Article 103 (article R.4127-103 du CSP)
Sauf dispositions contraires prévues par la loi, le médecin chargé du
contrôle ne doit pas s’immiscer dans le traitement ni le modifier. Si, à l’occasion
d’un examen, il se trouve en désaccord avec le médecin traitant sur le
diagnostic, le pronostic ou s’il lui apparaît qu’un élément important et utile
à la conduite du traitement semble avoir échappé à son confrère, il doit le lui
signaler personnellement. En cas de difficultés à ce sujet, il peut en faire part
au conseil départemental de l’Ordre.
Article 104 (article R.4127-104 du CSP)
Le médecin chargé du contrôle est tenu au secret envers l’administration
ou l’organisme qui fait appel à ses services. Il ne peut et ne doit lui fournir
que ses conclusions sur le plan administratif, sans indiquer les raisons d’ordre
médical qui les motivent.
Les renseignements médicaux nominatifs ou indirectement nominatifs
contenus dans les dossiers établis par ce médecin ne peuvent être communiqués
ni aux personnes étrangères au service médical ni à un autre organisme.
Article 105 (article R.4127-105 du CSP)
Nul ne peut être à la fois médecin expert et médecin traitant d’un même
malade.
Un médecin ne doit pas accepter une mission d’expertise dans laquelle
sont en jeu ses propres intérêts, ceux d’un de ses patients, d’un de ses
proches, d’un de ses amis oud’un groupement qui fait habituellement appel
à ses services.
Article 106 (article R.4127-106 du CSP)
Lorsqu’il est investi d’une mission, le médecin expert doit se récuser s’il
estime que les questions qui lui sont posées sont étrangères à la technique
proprement médicale, à ses connaissances, à ses possibilités ou qu’elles l’exposeraient
à contrevenir aux dispositions du présent code déontologie.
Article 107 (article R.4127-107 du CSP)
Le médecin expert doit, avant d’entreprendre toute opération d’expertise,
informer la personne qu’il doit examiner de sa mission et du cadre
juridique dans lequel son avis est demandé.
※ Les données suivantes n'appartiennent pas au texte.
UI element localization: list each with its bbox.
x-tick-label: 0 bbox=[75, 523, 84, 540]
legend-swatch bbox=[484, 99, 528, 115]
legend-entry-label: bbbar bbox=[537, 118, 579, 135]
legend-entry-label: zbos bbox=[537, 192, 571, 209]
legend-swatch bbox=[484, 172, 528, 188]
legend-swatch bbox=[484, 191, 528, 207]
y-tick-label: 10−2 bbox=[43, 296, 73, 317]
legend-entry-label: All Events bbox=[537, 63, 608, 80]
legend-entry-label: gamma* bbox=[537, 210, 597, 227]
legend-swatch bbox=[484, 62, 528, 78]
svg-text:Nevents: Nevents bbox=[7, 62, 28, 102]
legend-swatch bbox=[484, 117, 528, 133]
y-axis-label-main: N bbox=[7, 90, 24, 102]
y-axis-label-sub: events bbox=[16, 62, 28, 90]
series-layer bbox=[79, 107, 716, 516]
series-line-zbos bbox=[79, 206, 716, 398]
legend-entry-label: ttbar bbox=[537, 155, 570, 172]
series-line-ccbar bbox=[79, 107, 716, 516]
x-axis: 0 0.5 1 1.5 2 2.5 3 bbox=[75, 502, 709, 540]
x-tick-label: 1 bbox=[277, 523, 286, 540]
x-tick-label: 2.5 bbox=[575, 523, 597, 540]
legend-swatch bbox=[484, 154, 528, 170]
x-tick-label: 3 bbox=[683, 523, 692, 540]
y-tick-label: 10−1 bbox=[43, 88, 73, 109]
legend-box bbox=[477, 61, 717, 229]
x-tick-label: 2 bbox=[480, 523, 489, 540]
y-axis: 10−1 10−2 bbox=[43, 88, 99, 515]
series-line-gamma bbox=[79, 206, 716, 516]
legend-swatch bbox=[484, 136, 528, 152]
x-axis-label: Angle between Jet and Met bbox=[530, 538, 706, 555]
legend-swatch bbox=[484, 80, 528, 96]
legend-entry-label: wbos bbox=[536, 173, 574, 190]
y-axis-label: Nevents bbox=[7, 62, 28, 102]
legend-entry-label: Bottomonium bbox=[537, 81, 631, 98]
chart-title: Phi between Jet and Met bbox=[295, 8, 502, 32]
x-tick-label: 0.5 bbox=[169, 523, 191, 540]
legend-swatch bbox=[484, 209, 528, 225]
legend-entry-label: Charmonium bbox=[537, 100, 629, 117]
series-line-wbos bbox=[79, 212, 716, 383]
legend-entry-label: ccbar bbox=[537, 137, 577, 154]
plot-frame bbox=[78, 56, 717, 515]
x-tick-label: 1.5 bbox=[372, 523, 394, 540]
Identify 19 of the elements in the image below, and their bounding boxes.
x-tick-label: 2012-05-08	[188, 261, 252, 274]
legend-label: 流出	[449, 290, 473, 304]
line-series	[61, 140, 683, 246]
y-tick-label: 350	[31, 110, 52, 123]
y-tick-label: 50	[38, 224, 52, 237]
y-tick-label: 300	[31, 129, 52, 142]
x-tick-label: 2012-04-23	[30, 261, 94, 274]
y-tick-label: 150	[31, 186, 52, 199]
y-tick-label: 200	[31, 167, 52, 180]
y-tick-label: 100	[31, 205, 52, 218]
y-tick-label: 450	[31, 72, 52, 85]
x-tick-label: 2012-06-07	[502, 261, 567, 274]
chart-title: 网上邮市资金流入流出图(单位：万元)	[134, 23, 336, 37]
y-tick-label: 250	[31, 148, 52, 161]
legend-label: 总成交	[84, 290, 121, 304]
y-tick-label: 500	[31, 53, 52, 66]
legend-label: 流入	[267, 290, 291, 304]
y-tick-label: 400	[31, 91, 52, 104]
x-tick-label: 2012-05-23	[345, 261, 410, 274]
Article 108 (article R.4127-108 du CSP)
Dans la rédaction de son rapport, le médecin expert ne doit révéler que
les éléments de nature à apporter la réponse aux questions posées. Hors
de ces limites, il doit taire tout ce qu’il a pu connaître à l’occasion de cette
expertise.
Il doit attester qu’il a accompli personnellement sa mission.

Article 109 (article R.4127-109 du CSP)
Tout médecin, lors de son inscription au tableau, doit affirmer devant le
conseil départemental de l’Ordre qu’il a eu connaissance du présent code
de déontologie et s’engager sous serment et par écrit à le respecter.
Article 110 (article R.4127-110 du CSP)
Toute déclaration volontairement inexacte ou incomplète faite au
conseil de l’Ordre par un médecin peut donner lieu à des poursuites disciplinaires.
Article 111 (article R.4127-111 du CSP)
Tout médecin qui modifie ses conditions d’exercice ou cesse d’exercer
est tenu d’en avertir le conseil départemental. Celui-ci prend acte de ces
modifications et en informe le Conseil national.
Article 112 (article R.4127-112 du CSP)
Toutes les décisions prises par l’Ordre des médecins en application du
présent code doivent être motivées.
Celles de ces décisions qui sont prises par les conseils départementaux
peuvent être réformées ou annulées par le Conseil national soit d’office,
soit à la demande des intéressés ; celle-ci doit être présentée dans les deux
mois de la notification de la décision.